Porquê? Como? Quando?
Procuram-se,
mas só vêm ter connosco, quando menos pensamos. Depois, cruzam-se os dados do “puzzle”
e o jogo bate certo.
Aquando
da história de José Duarte Oliveira, que perdeu a vida, em pleno oceano, na
ânsia de carregar mais o bote, enquanto pescador do lugre-motor “D. Diniz”, na viagem de 1952, tendo deixado a
sua mulher, eterna viúva, com três filhas para criar, pelo menos a família,
emocionou-se com esta narrativa, pressagiada num belo e profundo sonho
premonitório.
Num
comentário ao sucedido, então, na dita Faina Maior, João Cândido Agra, através
do FB, informou-me que um seu tio/padrinho de quem tinha a cédula marítima,
também tinha perdido a vida na pesca do bacalhau, num dóri, enquanto pescador
do “Milena”, em 1955. O caso chocou-me, interessou-me e repliquei que
haveríamos de falar. Mas, outras tarefas se impuseram.
Eis
senão quando, há uns três anos, no Museu Marítimo de Ílhavo (o lugar certo),
enquanto apreciava os modelos de embarcações tradicionais apresentados a concurso,
dei de caras com o tal João Cândido Agra, ao apreciarmos, ambos, a mesma peça.

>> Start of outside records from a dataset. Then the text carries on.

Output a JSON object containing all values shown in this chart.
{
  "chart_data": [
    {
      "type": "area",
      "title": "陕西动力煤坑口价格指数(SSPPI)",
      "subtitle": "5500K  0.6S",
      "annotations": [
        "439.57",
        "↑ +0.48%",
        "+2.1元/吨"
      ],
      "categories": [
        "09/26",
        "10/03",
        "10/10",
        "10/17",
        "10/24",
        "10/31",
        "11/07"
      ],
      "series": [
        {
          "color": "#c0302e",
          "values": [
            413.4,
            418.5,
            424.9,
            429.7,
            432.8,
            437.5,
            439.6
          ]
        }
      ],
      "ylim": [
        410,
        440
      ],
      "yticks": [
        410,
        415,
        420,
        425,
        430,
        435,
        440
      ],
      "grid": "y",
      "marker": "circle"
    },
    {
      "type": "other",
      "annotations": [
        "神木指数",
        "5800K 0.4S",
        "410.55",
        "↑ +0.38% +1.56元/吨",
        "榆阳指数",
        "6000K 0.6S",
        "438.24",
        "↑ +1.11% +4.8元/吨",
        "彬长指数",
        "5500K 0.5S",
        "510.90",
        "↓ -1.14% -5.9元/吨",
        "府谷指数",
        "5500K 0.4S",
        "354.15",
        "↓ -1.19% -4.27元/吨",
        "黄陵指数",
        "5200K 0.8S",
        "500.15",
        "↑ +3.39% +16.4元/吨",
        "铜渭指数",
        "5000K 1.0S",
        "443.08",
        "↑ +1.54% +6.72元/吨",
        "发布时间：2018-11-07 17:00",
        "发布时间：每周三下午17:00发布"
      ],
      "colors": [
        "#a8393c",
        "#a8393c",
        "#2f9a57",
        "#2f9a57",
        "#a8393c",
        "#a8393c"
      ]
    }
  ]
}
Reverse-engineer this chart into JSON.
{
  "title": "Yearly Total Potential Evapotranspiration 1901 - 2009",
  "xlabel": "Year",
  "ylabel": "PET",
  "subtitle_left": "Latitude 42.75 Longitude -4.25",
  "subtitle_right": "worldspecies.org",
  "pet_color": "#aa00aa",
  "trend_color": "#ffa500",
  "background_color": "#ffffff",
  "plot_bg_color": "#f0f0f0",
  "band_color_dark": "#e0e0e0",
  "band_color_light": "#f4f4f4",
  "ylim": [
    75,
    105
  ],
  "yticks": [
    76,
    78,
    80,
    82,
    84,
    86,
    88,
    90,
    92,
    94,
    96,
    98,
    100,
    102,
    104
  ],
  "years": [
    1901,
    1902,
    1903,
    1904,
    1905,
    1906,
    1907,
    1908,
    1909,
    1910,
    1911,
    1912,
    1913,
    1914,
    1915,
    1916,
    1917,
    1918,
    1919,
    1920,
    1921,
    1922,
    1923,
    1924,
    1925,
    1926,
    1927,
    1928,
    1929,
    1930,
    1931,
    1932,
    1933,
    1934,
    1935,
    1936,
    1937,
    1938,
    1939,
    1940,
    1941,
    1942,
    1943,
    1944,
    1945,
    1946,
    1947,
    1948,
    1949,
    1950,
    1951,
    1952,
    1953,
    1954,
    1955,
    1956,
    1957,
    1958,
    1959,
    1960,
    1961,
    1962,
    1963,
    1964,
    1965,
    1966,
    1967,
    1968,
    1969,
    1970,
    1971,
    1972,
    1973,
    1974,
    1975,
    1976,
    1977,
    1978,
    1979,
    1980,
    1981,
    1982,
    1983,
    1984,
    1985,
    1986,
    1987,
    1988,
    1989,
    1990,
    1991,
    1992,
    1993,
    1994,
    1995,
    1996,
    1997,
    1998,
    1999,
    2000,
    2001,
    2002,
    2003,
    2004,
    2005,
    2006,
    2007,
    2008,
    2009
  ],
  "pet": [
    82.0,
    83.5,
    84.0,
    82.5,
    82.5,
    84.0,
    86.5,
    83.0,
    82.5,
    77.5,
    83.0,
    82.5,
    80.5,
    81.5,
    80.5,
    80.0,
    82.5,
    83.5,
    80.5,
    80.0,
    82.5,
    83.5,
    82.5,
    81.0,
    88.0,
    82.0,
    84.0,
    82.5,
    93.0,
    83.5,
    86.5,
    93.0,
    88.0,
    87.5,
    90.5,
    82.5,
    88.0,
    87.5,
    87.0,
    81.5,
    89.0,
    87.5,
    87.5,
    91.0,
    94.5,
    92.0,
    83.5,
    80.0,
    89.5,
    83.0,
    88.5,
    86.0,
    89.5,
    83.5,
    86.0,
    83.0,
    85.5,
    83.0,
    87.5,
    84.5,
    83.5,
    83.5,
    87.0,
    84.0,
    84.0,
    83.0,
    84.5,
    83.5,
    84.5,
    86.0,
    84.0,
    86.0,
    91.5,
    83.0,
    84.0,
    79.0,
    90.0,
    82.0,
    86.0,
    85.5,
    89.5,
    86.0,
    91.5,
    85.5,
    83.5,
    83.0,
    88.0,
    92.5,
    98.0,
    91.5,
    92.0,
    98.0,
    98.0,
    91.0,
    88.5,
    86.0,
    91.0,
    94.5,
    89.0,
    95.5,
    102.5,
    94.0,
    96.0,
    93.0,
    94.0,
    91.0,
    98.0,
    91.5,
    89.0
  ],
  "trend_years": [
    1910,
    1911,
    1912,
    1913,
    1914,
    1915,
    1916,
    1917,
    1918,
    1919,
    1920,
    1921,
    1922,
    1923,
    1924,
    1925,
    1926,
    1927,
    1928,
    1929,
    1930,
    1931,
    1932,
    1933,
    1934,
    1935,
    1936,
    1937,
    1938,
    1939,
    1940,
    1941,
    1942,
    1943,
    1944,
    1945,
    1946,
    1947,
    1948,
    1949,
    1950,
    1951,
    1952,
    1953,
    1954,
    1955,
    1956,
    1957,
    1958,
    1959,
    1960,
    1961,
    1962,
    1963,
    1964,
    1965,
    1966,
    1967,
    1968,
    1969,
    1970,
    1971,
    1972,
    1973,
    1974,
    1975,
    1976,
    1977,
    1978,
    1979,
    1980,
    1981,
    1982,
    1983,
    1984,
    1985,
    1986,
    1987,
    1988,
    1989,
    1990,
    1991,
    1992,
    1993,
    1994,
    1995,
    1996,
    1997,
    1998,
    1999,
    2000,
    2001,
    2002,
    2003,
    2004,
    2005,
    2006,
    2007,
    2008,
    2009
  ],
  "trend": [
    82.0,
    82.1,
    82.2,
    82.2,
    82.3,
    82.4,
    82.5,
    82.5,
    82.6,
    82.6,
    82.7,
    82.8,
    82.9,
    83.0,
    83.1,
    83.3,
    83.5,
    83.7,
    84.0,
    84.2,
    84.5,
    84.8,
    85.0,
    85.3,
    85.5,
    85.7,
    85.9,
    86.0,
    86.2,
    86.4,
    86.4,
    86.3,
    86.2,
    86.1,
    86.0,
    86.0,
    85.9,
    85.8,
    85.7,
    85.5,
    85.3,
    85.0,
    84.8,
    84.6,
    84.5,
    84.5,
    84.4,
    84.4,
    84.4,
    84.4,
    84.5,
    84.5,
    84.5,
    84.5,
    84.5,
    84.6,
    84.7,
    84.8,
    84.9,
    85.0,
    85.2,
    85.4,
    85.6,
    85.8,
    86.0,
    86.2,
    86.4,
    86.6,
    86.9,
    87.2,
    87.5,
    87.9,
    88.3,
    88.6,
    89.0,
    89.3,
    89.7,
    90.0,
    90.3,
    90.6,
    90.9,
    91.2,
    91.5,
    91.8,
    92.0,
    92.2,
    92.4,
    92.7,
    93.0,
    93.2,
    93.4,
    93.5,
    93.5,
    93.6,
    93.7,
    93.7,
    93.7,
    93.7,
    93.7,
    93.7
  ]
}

Deu-se a conhecer, pois já falara, virtualmente, comigo, e contou-me que tinha
construído aquele modelo de dóri, patinado pelo tempo, e corroído por alguma
ferrugem dos anos, em memória do seu tio/padrinho, que desaparecera, no dóri,
enquanto pescador verde (que pesca pela primeira vez), do lugre “Milena”, em 1955. Alto! O assunto
interessou-me, trocámos umas palavras e pedi-lhe que procurasse documentação que
tivesse dele, para acertarmos um encontro mais esclarecedor.
Mas,
a conversa ficou por ali.
Como
se chamava? – perguntei eu. Não tinha a certeza. João de Jesus?
Seria
melhor confirmar.
Ao
entardecer, a curiosidade despertou-me e toca de tentar encontrar o nome, entre
os maiores da Faina Maior. Mas só com João de Jesus, não chegava lá e os dados
não batiam certo. Experimentei teclar também Agra e surge-me um nome que
preenchia os requisitos – João de Jesus da Rocha Agra, nascido em Ílhavo, em 20
de Agosto de 1934. Tentei situar-me no tempo, na tragédia e debrucei-me numa
foto que já tinha dele – moço, jovem, aprumado, bonitão, de olhos grandes,
escuros, vivaços, cheios de sonhos, que se afundaram, eternamente nas águas do
oceano. Pareceu-me.
Quem
teria sido o capitão do “Milena”, em meados da década de 50? Mais
propriamente, em 1956…
Pensemos
nas situações que originavam estes desaparecimentos – o demasiado afastamento
do navio, neste caso de pescador-verde, a pouca experiência, uma brisa levantada
repentinamente que enraivecera o mar ou um forte nevoeiro, que, rapidamente,
toldara o horizonte. Qualquer uma destas razões poderia ter sido o motivo do
desaparecimento do jovem João de Jesus Agra. Ou, então, nenhuma destas.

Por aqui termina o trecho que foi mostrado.